How to beginner · 3 min read

How to use ONNX Runtime GPU

Q: How to use ONNX Runtime GPU

Use onnxruntime with the CUDAExecutionProvider to run ONNX models on GPU. Install onnxruntime-gpu, load your model with InferenceSession specifying providers=['CUDAExecutionProvider'], and run inference for accelerated performance.

Quick answer

Use onnxruntime with the CUDAExecutionProvider to run ONNX models on GPU. Install onnxruntime-gpu, load your model with InferenceSession specifying providers=['CUDAExecutionProvider'], and run inference for accelerated performance.

PREREQUISITES

Python 3.8+
NVIDIA GPU with CUDA 11.1 or higher
pip install onnxruntime-gpu

Setup

Install the GPU-enabled ONNX Runtime package and verify your CUDA environment is properly configured.

bash

pip install onnxruntime-gpu

Step by step

This example loads an ONNX model and runs inference on GPU using onnxruntime.

python

import onnxruntime as ort
import numpy as np

# Load ONNX model with CUDA execution provider
session = ort.InferenceSession("model.onnx", providers=["CUDAExecutionProvider"])

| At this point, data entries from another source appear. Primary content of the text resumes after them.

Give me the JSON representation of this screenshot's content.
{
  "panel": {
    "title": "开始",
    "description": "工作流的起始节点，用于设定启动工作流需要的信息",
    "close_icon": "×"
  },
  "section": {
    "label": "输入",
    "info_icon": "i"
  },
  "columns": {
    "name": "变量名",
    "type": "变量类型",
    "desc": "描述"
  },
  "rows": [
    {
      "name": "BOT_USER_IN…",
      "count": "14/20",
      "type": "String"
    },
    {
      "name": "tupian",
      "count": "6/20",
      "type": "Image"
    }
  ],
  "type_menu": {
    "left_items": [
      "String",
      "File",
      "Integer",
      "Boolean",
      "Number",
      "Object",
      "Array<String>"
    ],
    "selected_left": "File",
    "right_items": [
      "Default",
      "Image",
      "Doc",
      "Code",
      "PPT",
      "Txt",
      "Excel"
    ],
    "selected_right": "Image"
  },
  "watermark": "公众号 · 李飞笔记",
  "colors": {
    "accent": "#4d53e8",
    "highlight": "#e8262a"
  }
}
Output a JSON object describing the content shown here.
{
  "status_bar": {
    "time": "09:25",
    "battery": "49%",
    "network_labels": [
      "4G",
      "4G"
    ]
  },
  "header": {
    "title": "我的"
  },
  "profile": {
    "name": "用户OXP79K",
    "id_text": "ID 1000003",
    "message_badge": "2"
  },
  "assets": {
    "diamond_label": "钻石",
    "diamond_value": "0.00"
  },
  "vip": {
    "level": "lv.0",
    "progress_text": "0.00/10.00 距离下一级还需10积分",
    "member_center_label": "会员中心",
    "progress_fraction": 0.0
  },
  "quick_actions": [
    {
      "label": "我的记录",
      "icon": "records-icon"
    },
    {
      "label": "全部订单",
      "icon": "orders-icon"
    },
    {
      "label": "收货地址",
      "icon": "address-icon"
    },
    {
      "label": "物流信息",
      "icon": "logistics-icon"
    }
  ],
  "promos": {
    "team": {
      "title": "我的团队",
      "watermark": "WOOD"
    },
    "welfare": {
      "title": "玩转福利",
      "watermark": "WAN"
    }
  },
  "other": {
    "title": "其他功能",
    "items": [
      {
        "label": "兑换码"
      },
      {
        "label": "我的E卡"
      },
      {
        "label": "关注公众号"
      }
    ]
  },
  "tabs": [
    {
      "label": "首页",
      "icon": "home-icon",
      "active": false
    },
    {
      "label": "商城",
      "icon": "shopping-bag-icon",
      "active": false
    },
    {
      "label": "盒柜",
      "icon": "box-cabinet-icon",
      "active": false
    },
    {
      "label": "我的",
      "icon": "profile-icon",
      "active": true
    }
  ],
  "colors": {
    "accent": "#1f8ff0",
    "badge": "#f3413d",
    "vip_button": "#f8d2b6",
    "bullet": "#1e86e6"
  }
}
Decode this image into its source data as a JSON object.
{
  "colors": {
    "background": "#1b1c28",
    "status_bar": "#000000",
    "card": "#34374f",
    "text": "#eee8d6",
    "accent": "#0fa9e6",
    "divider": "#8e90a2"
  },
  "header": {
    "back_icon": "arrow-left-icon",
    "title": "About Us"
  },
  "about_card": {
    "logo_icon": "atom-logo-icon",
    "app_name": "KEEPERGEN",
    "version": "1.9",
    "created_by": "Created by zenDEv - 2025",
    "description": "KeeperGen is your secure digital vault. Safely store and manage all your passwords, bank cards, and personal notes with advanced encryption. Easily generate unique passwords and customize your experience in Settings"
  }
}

# Prepare dummy input matching model input shape and type
input_name = session.get_inputs()[0].name
input_shape = session.get_inputs()[0].shape
input_type = session.get_inputs()[0].type

# Example: create random input tensor (float32)
input_data = np.random.randn(*[dim if isinstance(dim, int) else 1 for dim in input_shape]).astype(np.float32)

# Run inference
outputs = session.run(None, {input_name: input_data})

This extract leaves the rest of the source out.